Technology-driven process for analyzing data and delivering actionable information that helps executives, managers and workers make informed business decisions.
Microsoft ERP Partners –
A business intelligence architecture includes more than just BI software. Business intelligence data is typically stored in a data warehouse built for an entire organization or in smaller data marts that hold subsets of business information for individual departments and business units, often with ties to an enterprise data warehouse. In addition, data lakes based on Hadoop clusters or other big data systems are increasingly used as repositories or landing pads for BI and analytics data, especially for log files, sensor data, text and other types of unstructured or semi structured data.
BI data can include historical information and real-time data gathered from source systems as it’s generated, enabling BI tools to support both strategic and tactical decision-making processes. Before it’s used in BI applications, raw data from different source systems generally must be integrated, consolidated and cleansed using data integration and data quality management tools to ensure that BI teams and business users are analyzing accurate and consistent information.
From there, the steps in the BI process include the following:
- data preparation, in which data sets are organized and modeled for analysis;
- analytical querying of the prepared data;
- distribution of key performance indicators (KPIs) and other findings to business users; and
- use of the information to help influence and drive business decisions.
Initially, BI tools were primarily used by BI and IT professionals who ran queries and produced dashboards and reports for business users. Increasingly, however, business analysts, executives and workers are using business intelligence platforms themselves, thanks to the development of self-service BI and data discovery tools. Self-service business intelligence environments enable business users to query BI data, create data visualizations and design dashboards on their own.

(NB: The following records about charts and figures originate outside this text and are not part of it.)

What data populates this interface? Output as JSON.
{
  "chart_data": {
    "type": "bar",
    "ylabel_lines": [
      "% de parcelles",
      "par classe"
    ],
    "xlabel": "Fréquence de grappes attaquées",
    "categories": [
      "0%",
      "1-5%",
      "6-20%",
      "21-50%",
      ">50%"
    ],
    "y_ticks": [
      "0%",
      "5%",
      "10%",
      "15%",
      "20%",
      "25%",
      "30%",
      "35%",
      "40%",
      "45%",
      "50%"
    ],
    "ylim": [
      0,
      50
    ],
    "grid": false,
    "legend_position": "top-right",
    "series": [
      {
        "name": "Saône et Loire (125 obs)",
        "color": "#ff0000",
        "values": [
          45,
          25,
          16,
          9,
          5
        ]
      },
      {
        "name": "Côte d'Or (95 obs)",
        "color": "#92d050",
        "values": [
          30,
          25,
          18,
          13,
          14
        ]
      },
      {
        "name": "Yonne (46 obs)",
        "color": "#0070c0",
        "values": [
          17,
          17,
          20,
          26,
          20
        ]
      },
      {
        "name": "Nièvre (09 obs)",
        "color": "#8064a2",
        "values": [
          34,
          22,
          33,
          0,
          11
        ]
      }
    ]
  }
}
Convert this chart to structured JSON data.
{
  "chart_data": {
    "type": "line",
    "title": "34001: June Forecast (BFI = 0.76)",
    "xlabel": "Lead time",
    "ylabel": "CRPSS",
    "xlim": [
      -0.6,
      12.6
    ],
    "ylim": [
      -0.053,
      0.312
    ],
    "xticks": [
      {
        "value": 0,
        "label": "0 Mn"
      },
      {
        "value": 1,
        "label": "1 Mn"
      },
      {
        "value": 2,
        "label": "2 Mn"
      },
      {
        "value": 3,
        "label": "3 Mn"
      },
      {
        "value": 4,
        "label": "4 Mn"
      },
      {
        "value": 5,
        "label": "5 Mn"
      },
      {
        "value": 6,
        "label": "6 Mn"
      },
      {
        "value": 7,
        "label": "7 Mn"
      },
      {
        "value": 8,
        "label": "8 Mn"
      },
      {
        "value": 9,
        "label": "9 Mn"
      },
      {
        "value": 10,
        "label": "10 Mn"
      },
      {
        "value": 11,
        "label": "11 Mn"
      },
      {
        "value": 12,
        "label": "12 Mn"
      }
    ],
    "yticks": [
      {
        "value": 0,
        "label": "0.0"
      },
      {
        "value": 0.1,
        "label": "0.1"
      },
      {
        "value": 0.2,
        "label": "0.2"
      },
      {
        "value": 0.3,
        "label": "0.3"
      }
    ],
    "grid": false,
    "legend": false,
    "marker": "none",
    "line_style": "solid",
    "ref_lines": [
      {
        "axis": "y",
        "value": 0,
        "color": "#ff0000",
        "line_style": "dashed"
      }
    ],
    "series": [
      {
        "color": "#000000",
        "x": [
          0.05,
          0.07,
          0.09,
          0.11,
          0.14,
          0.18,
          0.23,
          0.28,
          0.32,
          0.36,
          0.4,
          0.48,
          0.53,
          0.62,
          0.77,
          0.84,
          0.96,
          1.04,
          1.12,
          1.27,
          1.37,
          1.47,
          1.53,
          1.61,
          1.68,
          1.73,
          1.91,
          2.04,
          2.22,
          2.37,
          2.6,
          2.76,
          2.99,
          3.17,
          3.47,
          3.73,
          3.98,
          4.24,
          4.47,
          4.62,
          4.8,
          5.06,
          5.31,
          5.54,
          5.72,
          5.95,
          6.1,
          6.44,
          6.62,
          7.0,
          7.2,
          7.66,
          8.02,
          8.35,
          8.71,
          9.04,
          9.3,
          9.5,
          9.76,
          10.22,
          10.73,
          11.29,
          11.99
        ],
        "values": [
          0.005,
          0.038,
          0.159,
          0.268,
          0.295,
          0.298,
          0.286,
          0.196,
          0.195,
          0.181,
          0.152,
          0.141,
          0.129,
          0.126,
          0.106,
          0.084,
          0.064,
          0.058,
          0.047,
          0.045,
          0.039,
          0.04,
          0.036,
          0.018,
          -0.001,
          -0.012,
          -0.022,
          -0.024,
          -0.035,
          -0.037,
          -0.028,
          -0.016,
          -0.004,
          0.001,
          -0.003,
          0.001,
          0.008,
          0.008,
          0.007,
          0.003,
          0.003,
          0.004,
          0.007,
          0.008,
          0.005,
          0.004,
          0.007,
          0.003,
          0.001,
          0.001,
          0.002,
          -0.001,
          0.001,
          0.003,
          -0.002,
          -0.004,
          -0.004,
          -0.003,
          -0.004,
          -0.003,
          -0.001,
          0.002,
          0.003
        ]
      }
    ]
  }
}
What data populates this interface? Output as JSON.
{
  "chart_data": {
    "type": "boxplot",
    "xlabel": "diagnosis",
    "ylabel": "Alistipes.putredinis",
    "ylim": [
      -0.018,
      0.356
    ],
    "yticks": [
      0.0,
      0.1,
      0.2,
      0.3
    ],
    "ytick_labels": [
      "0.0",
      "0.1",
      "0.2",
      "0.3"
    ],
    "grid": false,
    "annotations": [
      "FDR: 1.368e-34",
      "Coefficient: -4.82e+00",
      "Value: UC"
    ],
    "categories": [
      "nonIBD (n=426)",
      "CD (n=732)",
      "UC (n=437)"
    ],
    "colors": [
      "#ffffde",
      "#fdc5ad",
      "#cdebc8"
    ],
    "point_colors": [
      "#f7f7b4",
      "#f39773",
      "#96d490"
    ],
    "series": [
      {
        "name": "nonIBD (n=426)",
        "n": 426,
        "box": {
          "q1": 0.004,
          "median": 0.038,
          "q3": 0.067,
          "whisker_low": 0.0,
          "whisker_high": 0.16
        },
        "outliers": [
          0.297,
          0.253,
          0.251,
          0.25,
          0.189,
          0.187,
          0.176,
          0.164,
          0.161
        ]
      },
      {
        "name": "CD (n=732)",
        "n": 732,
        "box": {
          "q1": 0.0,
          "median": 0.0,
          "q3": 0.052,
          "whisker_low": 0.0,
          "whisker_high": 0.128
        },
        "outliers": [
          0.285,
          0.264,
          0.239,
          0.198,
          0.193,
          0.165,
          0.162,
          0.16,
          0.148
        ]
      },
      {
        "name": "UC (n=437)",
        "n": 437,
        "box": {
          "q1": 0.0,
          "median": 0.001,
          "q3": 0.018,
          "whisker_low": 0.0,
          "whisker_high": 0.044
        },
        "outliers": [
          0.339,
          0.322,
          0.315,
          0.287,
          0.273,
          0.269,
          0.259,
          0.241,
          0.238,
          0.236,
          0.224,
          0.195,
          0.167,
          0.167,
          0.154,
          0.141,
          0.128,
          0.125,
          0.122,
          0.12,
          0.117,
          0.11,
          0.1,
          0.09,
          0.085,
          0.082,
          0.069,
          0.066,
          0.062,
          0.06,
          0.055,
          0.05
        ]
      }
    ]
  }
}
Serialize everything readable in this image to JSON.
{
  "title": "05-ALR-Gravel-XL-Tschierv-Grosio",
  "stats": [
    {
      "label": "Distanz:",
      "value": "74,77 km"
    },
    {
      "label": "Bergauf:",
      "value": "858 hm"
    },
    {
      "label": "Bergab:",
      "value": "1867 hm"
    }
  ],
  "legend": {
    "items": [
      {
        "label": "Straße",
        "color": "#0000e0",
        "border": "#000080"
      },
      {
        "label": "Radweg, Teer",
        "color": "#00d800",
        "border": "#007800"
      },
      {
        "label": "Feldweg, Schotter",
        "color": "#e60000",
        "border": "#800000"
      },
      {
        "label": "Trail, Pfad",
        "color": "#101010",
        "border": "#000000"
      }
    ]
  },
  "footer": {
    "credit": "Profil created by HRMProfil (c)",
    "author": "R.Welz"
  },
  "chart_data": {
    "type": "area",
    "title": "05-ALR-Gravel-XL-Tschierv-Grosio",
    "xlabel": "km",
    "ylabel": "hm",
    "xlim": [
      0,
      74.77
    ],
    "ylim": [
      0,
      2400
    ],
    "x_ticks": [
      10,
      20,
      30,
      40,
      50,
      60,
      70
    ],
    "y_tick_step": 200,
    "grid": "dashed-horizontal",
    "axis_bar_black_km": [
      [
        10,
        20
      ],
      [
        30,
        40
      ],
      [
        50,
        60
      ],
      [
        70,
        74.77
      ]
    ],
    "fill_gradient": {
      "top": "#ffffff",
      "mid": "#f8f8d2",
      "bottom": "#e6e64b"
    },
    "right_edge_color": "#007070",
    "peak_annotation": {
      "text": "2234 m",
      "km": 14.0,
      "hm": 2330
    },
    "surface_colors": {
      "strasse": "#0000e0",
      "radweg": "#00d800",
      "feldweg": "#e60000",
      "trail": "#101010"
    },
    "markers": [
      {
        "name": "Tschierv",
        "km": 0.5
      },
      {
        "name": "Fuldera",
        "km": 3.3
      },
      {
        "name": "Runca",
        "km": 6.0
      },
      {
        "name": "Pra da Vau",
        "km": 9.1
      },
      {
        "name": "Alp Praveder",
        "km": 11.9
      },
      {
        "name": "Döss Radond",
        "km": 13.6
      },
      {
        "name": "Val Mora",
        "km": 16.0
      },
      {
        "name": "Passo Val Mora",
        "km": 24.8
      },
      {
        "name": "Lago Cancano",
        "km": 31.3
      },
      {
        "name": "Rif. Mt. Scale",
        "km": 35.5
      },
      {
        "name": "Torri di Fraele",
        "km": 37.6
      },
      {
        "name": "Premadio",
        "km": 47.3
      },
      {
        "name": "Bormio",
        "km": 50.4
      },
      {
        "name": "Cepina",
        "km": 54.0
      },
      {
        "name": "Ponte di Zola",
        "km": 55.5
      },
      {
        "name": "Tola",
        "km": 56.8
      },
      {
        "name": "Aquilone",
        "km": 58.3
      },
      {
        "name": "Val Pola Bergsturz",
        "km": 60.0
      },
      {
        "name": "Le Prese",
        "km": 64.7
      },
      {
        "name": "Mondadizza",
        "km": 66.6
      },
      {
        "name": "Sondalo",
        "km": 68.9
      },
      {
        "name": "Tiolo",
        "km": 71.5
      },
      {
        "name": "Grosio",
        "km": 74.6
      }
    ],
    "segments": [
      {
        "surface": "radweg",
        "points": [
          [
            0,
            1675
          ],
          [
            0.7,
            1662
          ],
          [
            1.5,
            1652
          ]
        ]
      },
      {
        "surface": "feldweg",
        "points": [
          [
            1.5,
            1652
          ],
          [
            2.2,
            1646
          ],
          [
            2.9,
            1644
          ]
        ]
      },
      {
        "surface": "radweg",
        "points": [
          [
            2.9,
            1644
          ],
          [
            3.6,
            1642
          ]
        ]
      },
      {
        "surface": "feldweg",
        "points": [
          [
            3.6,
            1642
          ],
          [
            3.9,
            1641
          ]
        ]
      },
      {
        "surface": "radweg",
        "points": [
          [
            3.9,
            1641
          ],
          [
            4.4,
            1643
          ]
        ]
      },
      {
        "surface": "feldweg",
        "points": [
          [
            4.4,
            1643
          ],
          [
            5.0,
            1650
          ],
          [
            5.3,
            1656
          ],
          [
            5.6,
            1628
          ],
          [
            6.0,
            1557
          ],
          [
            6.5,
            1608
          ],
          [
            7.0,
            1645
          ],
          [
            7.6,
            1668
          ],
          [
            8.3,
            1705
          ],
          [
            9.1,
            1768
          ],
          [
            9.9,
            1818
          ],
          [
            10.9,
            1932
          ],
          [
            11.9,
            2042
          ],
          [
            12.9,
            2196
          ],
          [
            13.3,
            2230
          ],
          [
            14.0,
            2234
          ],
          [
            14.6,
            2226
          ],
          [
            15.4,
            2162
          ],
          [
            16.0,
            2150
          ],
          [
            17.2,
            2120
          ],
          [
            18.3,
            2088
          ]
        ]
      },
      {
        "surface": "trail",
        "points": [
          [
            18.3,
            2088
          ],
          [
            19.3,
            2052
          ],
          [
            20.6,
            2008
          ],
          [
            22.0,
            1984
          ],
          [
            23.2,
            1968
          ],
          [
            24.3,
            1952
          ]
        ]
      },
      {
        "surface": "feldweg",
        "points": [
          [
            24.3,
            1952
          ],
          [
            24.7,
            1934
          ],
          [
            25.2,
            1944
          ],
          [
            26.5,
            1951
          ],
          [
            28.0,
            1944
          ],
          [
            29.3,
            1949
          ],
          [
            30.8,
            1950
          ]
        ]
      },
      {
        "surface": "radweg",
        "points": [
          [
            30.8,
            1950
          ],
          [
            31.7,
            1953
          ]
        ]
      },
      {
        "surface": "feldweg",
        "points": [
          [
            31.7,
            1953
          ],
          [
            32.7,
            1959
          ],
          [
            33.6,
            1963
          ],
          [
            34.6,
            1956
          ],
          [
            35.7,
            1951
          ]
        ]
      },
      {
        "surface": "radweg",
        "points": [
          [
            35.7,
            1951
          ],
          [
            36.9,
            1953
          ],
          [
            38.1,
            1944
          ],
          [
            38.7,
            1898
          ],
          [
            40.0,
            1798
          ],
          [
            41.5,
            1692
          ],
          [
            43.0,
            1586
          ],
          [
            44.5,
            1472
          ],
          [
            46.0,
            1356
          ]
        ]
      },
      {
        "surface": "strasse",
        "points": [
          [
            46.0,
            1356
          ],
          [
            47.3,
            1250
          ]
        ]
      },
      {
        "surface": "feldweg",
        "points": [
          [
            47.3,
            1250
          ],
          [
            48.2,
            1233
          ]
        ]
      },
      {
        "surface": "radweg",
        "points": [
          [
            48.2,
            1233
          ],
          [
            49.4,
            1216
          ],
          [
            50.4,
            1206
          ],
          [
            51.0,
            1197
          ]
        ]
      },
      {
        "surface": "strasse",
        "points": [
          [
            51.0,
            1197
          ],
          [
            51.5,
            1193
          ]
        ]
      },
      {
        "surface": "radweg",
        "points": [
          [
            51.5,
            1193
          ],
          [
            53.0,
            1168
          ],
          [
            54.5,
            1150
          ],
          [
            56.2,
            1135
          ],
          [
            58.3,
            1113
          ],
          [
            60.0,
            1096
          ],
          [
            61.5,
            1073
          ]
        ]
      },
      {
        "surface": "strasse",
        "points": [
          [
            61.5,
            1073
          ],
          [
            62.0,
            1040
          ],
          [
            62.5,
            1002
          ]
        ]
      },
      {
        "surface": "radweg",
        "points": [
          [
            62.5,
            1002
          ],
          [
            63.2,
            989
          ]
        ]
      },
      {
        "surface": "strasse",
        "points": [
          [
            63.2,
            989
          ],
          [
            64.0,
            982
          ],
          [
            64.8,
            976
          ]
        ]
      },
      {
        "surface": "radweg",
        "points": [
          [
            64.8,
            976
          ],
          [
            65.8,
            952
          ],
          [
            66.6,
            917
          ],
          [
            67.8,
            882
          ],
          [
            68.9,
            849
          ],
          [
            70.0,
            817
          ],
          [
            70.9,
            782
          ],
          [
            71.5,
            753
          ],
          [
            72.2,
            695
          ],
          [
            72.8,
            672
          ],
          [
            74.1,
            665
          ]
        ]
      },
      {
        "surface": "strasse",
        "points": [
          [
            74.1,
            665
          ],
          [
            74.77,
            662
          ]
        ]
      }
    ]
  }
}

BI programs often incorporate forms of advanced analytics, such as data mining, predictive analytics, text mining, statistical analysis and big data analytics. A common example is predictive modeling that enables what-if analysis of different business scenarios. In most cases, though, advanced analytics projects are conducted by separate teams of data scientists, statisticians, predictive modelers and other skilled analytics professionals, while BI teams oversee more straightforward querying and analysis of business data.